There is something so poignant about that last night. Nessa was also anticipating her first marriage. I remember thinking, "Here it is, the beginning of the end of my girlhood." (Linnet was one of the first to get married.)

That night we talked and cried and hugged and read tarot for one another. It was one of those amazing, sweet, nights I will remember forever. I remember after I made a comment about feeling so lucky so spend the last night with the brides that Nessa said to me, "Sarah, someday you will be a bride, too!"

Linnet's wedding remains one of the most beautiful weddings I have ever been to. It was a simple, church, wedding, with the reception held in the reception hall. There was dancing, and as Linnet's husband was captain of the Mines dance team, there were all sorts of geeky, dancing, men in attendance. I danced the whole afternoon. It was wonderful. It was also obvious how much she and her husband love each other; not to mention the blessed fact that I did not have to BE in the wedding, nor was I related to anyone present.

Nessa's first marriage broke up under extremely painful circumstances. The last time we talked was shortly after the breakup, when our trains going in opposite directions briefly rendezvoused at Boston's South Station. We were both at one of the lower points in our lives and were barely coherent, but extremely grateful that an old and loving friend was in attendance.

Today she announced her second engagement. He's some kind of molecular engineer, and she's incredibly happy; and it shows. She is so much healthier looking that I have seen in years. And she is thinking about moving back to CO.

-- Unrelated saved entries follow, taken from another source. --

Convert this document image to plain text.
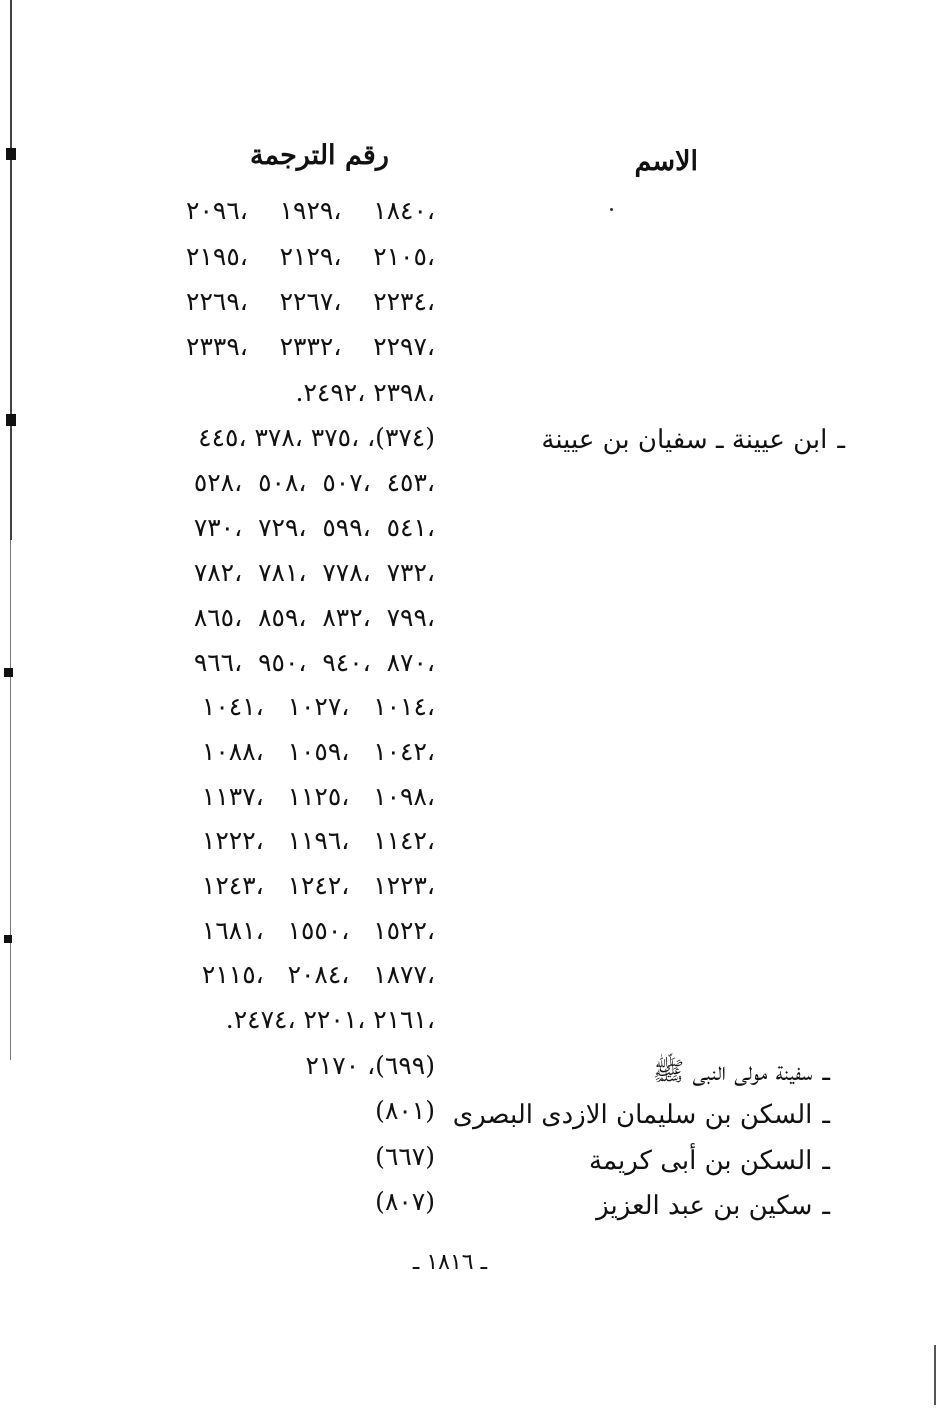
الاسم
رقم الترجمة
،١٨٤٠    ،١٩٢٩    ،٢٠٩٦
،٢١٠٥    ،٢١٢٩    ،٢١٩٥
،٢٢٣٤    ،٢٢٦٧    ،٢٢٦٩
،٢٢٩٧    ،٢٣٣٢    ،٢٣٣٩
،٢٣٩٨ ،٢٤٩٢.
(٣٧٤)، ،٣٧٥ ،٣٧٨ ،٤٤٥
،٤٥٣  ،٥٠٧  ،٥٠٨  ،٥٢٨
،٥٤١  ،٥٩٩  ،٧٢٩  ،٧٣٠
،٧٣٢  ،٧٧٨  ،٧٨١  ،٧٨٢
،٧٩٩  ،٨٣٢  ،٨٥٩  ،٨٦٥
،٨٧٠  ،٩٤٠  ،٩٥٠  ،٩٦٦
،١٠١٤   ،١٠٢٧   ،١٠٤١
،١٠٤٢   ،١٠٥٩   ،١٠٨٨
،١٠٩٨   ،١١٢٥   ،١١٣٧
،١١٤٢   ،١١٩٦   ،١٢٢٢
،١٢٢٣   ،١٢٤٢   ،١٢٤٣
،١٥٢٢   ،١٥٥٠   ،١٦٨١
،١٨٧٧   ،٢٠٨٤   ،٢١١٥
،٢١٦١ ،٢٢٠١ ،٢٤٧٤.
(٦٩٩)، ٢١٧٠
(٨٠١)
(٦٦٧)
(٨٠٧)
ـابن عيينة ـ سفيان بن عيينة
ـسفينة مولى النبى ﷺ
ـالسكن بن سليمان الازدى البصرى
ـالسكن بن أبى كريمة
ـسكين بن عبد العزيز
ـ ١٨١٦ ـ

She told me I looked wonderful, (I'm a sight better than I was the last time she saw me!) and that Linnet had filled her in at length about things going on with me.

"I told her that you're happy!" Linnet said.

And it's true. As down as these past few months have been, I am much better than I was in New York. And most of what my loved ones have seen has been my renewed fire.

All this joy, and faith, and an unexpected, happy reunion, all in one day. Another small, sign, of restoring grace. (Not to mention uncanny girlfriend telepathy.)